Development of real-time PCR assays for detection and quantification of Bacillus cereus group species: differentiation of B. weihenstephanensis and rhizoid B. pseudomycoides isolates from milk

Abstract

Quantitative real-time PCR (qRT-PCR) offers an alternative method for the detection of bacterial contamination in food. This method provides the quantitation and determination of the number of gene copies. In our study, we established an RT-PCR assay using the LightCycler system to detect and quantify the Bacillus cereus group species, which includes B. cereus, B. anthracis, B. thuringiensis, B. weihenstephanensis, B. mycoides, and B. pseudomycoides.

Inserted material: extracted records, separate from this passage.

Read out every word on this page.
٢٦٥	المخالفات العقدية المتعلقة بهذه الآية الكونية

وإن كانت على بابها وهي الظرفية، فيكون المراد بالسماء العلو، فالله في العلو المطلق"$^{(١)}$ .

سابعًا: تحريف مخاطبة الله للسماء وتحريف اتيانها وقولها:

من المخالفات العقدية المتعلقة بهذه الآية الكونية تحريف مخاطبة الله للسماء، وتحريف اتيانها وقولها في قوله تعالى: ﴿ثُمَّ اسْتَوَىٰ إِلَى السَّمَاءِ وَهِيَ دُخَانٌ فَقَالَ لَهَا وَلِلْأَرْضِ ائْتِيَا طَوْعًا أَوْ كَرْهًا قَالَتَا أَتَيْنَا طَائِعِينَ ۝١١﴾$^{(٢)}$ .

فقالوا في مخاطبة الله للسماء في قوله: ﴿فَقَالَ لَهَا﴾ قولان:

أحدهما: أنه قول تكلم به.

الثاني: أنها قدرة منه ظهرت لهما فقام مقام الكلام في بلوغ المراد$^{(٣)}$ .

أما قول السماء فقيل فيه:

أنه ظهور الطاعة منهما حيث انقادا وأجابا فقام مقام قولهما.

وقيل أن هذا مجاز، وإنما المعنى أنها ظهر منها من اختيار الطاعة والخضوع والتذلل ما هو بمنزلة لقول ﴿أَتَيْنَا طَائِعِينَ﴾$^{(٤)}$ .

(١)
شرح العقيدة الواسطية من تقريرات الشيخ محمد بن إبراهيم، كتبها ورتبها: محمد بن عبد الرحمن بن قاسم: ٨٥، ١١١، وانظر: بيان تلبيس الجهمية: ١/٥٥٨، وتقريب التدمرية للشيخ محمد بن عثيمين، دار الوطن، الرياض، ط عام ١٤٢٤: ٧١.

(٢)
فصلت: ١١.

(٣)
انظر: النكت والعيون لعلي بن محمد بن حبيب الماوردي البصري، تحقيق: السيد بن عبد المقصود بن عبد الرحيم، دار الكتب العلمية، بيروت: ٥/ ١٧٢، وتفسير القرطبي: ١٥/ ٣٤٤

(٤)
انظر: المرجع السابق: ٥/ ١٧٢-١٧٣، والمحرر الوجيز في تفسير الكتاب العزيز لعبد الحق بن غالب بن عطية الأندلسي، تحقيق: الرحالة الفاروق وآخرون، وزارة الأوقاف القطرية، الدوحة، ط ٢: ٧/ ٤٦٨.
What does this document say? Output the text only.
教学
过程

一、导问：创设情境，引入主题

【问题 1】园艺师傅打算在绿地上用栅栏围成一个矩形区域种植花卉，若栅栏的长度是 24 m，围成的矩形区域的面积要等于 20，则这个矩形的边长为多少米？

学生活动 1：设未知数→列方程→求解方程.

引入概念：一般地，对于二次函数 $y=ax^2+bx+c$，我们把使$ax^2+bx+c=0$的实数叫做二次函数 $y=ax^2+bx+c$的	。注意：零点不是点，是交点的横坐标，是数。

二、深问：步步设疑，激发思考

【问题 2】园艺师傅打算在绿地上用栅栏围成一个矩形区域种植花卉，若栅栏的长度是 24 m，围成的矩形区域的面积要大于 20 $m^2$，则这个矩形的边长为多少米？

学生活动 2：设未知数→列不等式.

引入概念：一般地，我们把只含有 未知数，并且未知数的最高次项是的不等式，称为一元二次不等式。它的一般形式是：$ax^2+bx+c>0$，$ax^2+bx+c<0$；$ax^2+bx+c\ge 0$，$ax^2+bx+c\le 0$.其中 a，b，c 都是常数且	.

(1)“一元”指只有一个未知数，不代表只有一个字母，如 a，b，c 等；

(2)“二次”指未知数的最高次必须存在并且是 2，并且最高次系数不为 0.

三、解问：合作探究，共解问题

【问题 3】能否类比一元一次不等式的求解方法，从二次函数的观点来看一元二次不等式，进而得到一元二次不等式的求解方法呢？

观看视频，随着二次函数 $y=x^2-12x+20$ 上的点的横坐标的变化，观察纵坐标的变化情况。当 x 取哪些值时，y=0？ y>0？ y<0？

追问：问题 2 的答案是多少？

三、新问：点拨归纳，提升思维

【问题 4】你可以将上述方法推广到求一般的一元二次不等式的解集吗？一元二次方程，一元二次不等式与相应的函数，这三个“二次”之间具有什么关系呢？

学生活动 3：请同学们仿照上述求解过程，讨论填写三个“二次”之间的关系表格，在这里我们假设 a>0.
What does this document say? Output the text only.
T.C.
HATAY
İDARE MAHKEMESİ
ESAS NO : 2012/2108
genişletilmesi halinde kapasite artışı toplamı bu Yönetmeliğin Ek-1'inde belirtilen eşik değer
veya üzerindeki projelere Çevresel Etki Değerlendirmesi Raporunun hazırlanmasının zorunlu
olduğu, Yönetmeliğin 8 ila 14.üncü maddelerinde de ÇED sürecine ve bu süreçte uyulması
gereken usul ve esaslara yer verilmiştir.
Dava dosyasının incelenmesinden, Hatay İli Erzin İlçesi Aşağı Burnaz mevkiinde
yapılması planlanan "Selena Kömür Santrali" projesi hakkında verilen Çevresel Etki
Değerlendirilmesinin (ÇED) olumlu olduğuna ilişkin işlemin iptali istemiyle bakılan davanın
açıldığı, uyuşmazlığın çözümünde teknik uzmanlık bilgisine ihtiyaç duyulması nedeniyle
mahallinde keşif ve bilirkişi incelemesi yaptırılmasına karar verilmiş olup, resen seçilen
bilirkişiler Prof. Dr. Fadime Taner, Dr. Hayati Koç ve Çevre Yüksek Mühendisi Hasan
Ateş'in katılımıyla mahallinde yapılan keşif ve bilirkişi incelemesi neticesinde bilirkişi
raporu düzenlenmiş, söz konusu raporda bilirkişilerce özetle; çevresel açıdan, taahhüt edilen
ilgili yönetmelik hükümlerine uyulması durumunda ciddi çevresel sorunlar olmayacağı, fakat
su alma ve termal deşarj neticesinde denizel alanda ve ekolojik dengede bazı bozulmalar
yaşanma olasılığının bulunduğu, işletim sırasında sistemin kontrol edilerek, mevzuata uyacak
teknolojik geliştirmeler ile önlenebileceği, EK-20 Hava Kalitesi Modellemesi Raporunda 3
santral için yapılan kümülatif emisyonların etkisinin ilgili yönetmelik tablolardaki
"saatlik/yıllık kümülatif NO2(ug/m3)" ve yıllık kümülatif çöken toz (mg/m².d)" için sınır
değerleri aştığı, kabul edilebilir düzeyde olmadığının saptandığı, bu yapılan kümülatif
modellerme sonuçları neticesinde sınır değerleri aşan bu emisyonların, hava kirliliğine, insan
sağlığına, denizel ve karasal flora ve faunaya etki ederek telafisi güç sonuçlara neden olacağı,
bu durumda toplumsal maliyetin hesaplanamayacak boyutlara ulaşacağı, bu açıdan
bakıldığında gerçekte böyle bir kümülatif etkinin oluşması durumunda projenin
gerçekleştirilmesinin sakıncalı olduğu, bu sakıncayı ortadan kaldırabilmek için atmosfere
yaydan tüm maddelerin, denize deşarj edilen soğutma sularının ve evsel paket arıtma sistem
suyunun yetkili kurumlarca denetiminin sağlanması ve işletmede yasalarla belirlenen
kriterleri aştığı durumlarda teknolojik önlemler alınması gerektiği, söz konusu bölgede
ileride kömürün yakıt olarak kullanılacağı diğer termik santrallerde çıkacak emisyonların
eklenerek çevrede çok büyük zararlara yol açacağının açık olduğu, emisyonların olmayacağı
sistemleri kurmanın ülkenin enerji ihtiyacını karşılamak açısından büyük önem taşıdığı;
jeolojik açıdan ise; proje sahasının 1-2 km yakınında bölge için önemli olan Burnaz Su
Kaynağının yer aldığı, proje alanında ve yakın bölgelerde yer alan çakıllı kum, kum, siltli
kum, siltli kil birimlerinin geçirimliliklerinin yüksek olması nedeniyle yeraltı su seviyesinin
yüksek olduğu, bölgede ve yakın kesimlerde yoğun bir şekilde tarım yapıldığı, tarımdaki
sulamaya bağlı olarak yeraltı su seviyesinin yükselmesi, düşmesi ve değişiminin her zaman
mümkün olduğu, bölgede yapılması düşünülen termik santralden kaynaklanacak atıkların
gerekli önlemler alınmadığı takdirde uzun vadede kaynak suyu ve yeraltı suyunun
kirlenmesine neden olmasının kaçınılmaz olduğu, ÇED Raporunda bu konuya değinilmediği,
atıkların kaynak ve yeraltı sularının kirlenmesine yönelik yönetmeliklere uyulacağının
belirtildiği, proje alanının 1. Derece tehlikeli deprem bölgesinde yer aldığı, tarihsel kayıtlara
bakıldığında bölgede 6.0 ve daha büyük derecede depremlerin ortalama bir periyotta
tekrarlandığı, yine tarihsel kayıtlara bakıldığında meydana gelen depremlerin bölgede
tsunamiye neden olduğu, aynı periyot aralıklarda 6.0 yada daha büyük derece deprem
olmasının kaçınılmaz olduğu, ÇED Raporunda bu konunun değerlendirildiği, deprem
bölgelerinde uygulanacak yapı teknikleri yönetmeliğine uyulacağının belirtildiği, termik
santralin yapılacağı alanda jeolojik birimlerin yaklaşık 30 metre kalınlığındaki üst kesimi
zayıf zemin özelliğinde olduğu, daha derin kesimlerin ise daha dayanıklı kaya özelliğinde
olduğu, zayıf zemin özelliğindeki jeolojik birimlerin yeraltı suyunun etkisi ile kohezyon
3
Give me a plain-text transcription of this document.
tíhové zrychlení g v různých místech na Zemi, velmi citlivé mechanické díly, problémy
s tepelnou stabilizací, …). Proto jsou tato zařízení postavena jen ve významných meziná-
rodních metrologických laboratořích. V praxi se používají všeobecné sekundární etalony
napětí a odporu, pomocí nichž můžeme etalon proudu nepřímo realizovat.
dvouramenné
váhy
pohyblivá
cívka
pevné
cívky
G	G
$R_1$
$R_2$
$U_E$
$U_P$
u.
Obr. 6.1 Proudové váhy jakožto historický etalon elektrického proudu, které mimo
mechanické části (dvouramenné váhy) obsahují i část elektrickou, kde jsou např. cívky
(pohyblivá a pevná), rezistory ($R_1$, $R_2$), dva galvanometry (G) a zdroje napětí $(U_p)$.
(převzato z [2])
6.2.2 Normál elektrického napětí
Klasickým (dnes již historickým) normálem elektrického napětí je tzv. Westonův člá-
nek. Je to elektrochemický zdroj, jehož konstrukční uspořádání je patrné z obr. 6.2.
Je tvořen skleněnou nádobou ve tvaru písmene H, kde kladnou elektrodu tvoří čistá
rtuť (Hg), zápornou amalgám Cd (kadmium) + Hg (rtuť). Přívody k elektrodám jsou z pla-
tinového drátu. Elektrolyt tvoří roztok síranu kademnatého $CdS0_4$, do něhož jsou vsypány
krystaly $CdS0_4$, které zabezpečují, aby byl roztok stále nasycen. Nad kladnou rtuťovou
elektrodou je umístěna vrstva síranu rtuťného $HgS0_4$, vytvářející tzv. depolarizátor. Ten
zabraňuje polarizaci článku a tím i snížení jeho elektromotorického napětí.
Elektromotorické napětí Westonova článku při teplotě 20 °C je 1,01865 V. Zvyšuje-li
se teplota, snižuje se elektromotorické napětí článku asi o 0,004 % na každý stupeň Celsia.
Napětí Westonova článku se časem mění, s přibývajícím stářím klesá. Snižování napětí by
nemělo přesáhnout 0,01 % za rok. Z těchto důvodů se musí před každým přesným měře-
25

A TaqMan assay was designed to detect a 285-bp fragment of the motB gene encoding the flagellar motor protein, which was specific for the detection of the B. cereus group species, excluding B. pseudomycoides, and the detection of a 217-bp gene fragment of a hypothetical protein specific only for B. pseudomycoides strains. Based on three hydrolysis probes (MotB-FAM-1, MotB-FAM-2, and Bpm-FAM-1), it was possible to differentiate B. weihenstephanensis from the B. cereus group species with nonrhizoid growth and B. pseudomycoides from the whole B. cereus group. The specificity of the assay was confirmed with 119 strains belonging to the Bacillus cereus group species and was performed against 27 other Bacillus and non-Bacillus bacteria. A detection limit was determined for each assay. The assays performed well not only with purified DNA but also with DNA extracted from milk samples artificially contaminated with bacteria that belong to the B. cereus group species. This technique represents an alternative approach to traditional culture methods for the differentiation of B. cereus group species and differentiates B. weihenstephanensis and B. pseudomycoides in one reaction.

FIG. 1.

Standard curve for determination of motB gene copy numbers using BCFomp2/BCRomp2 primers and MotB-FAM-1/MotB-FAM-2 probes. Crossing-point values were plotted against the log of the initial template DNA concentration. Plus or minus 1 standard deviation is indicated for each gene copy number. The average efficiency of every real time amplification was 2.0489 ± 0.078.

FIG. 2.

Standard curve for determination of gene copy numbers of B. pseudomycoides based on hypothetical gene using BpmF/BpmR2 primers and Bpm-FAM-1 probe. Crossing point values were plotted against the log of the initial template DNA concentration. Plus or minus 1 standard deviation is indicated for each gene copy number. The average efficiency of every real-time amplification was 1.95 ± 0.007.